Puis, en 1981, un important groupe de guérilleros cubains a voulu faire des incursions en Colombie. Oubliant la maxime guévariste selon laquelle « un mouvement de guérilla sans le soutien des masses est le prélude à un désastre inévitable », ils tentèrent d’atteindre la région caféière par le Chocó et furent anéantis ; il en fut de même dans le Nariño et le front du Caquetá s’éteignit peu à peu.

Un processus de paix lancé en 1984, qui n’a pas été respecté par les élites politiques et militaires, a tenté d’être relancé après la prise du Palais de Justice de Bogota en novembre 1985. Le fait que les hautes juridictions aient jugé le président Belisario Betancur, avec leurs magistrats en armes dans leurs tribunaux, a violé l’aspect le plus sacré d’un juge : son indépendance. De plus, le président de la Cour suprême n’était pas l’ambassadeur des USA, ce qui signifiait que la plus haute juridiction colombienne n’allait pas répéter ce qui s’était passé à l’ambassade dominicaine cinq ans plus tôt. Le massacre du Palais de justice a marqué un tournant dans le conflit colombien ; les élites ont pris conscience de leur vulnérabilité et ont décidé qu’elles devaient enlever l’eau au poisson comme formule efficace pour anéantir l’insurrection en Colombie : le terrorisme d’État était né.

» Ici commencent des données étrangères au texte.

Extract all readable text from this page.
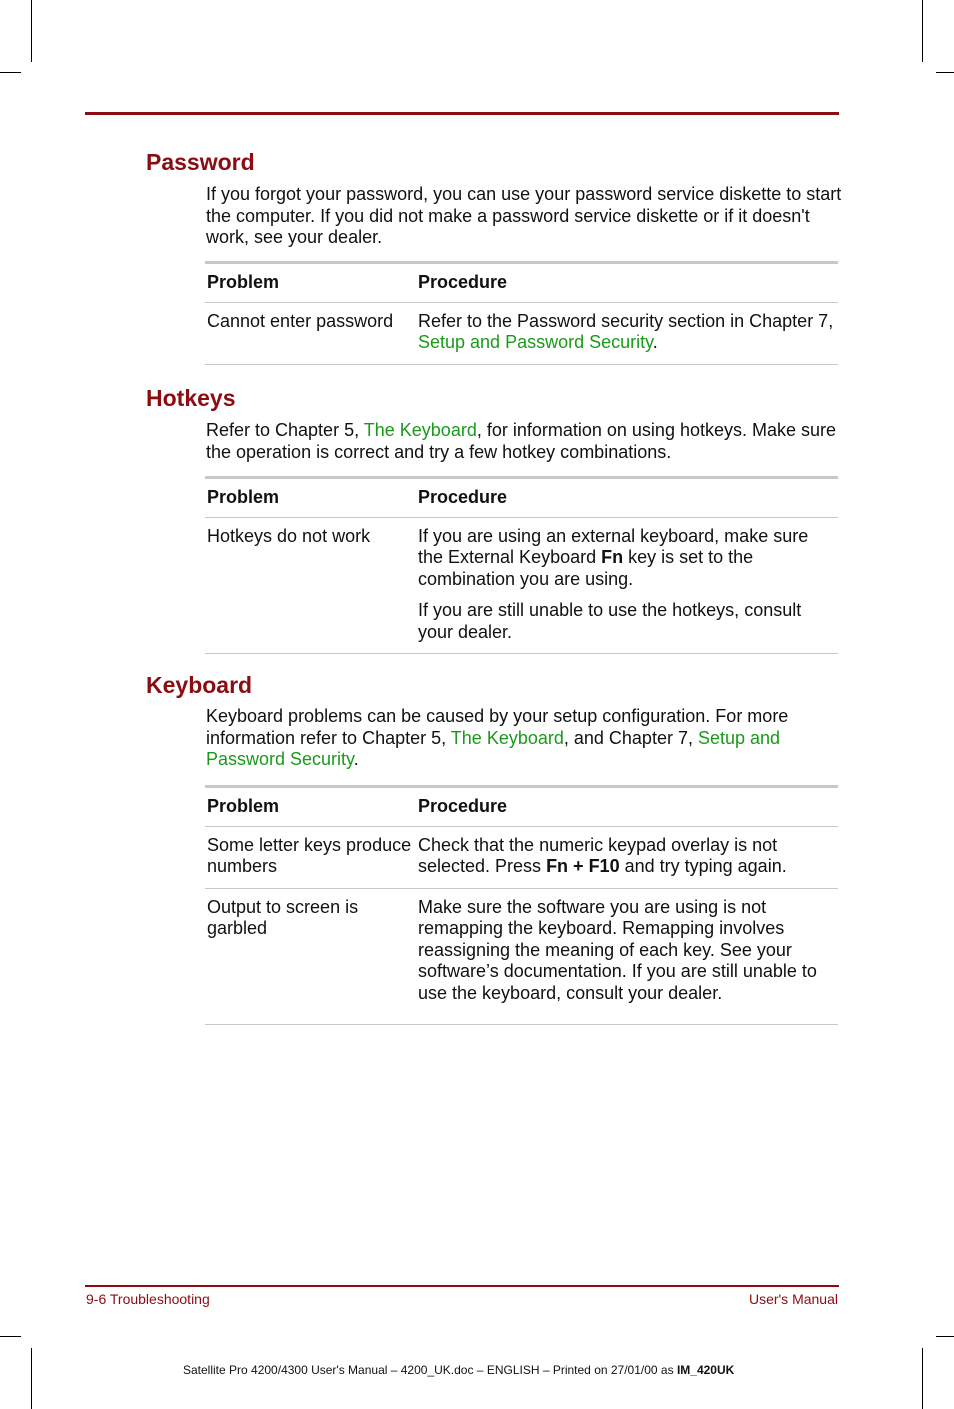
Password

If you forgot your password, you can use your password service diskette to start the computer. If you did not make a password service diskette or if it doesn't work, see your dealer.

Problem	Procedure
Cannot enter password	Refer to the Password security section in Chapter 7, Setup and Password Security.

Hotkeys

Refer to Chapter 5, The Keyboard, for information on using hotkeys. Make sure the operation is correct and try a few hotkey combinations.

Problem	Procedure
Hotkeys do not work	If you are using an external keyboard, make sure the External Keyboard Fn key is set to the combination you are using.

If you are still unable to use the hotkeys, consult your dealer.

Keyboard

Keyboard problems can be caused by your setup configuration. For more information refer to Chapter 5, The Keyboard, and Chapter 7, Setup and Password Security.

Problem	Procedure
Some letter keys produce numbers	Check that the numeric keypad overlay is not selected. Press Fn + F10 and try typing again.

Output to screen is garbled	Make sure the software you are using is not remapping the keyboard. Remapping involves reassigning the meaning of each key. See your software’s documentation. If you are still unable to use the keyboard, consult your dealer.

9-6 Troubleshooting	User's Manual
Satellite Pro 4200/4300 User's Manual – 4200_UK.doc – ENGLISH – Printed on 27/01/00 as IM_420UK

Après la tragédie du Palais de justice, le M-19 a mené une grande initiative internationaliste : le Bataillon Amérique. Composé de militants de différentes organisations nationales et étrangères, 420 combattants se regroupent en décembre 1985 et mènent une campagne admirable dans la région du Cauca ; plusieurs villages écoutent leurs harangues et leurs fusils, jusqu’au quartier de Pance à Cali. Mais les pertes sont évidentes, la logistique d’une telle force n’est pas aisée, et le Bataillon Amérique s’évapore [3].

C’est alors qu’apparaît la Coordination guérilléra Simón Bolívar (CGSB), précédé par le Coordination guérilléra nationale (CNG). Lors d’un sommet des commandants de la CNG tenu à La Havane à la fin de l’année 1986, Carlos Pizarro fait au gouvernement de Virgilio Barco une proposition de négociation ambitieuse, mais le reste des organisations n’est pas d’accord ; Pizarro déclare qu’ils prendront seuls l’initiative : l’esprit unitaire est mis à mal. Quelque temps plus tard, la CGSB est fondé en 1987 et, lors des premier et deuxième sommets, il est convenu de suivre un scénario similaire en termes de propositions stratégiques ; certaines opérations militaires sont même revendiquées au nom de la CGSB, mais deux mois après le deuxième sommet, le M-19 enlève Álvaro Gómez Hurtado à Bogota, le 29 mai 1988. Gómez était l’intermédiaire idéal pour une proposition de paix du M-19, qui incluait la recette de l’élite : concentration, démobilisation et désarmement du groupe rebelle [4].

Le M-19 a à son actif une dose d’audace et de créativité qu’aucune autre guérilla colombienne n’a jamais eue, ainsi qu’une part de superficialité et d’irresponsabilité dans les actes du Palais de Justice, car ils ont déclenché une réponse qui aurait dû être plus tard accompagnée de plus d’audace, de créativité, de courage et de soutien de la part des autres organisations de guérilla. Elles ne l’ont pas fait. Il aurait pu fusionner avec les FARC ou l’ELN, mais non, il a préféré commencer à négocier : il n’en pouvait plus, car depuis 1986 il se savait défait.

La lutte armée révolutionnaire n’a pas commencé en 1974, avec la fondation du M-19, ni ne s’est terminée en 1990, lorsqu’ils se sont officiellement rendus et ont déposé les armes. Cette organisation a cessé de combattre, a cru à la paix, alors que des dizaines de milliers de Colombiens étaient massacrés de la manière la plus dantesque, que la polarisation brutale qu’ils ont contribué à déclencher était dénoncée par eux dans l’arène législative, presque à la fin d’une époque aussi macabre, et les auteurs intellectuels de ces crimes restent impunis.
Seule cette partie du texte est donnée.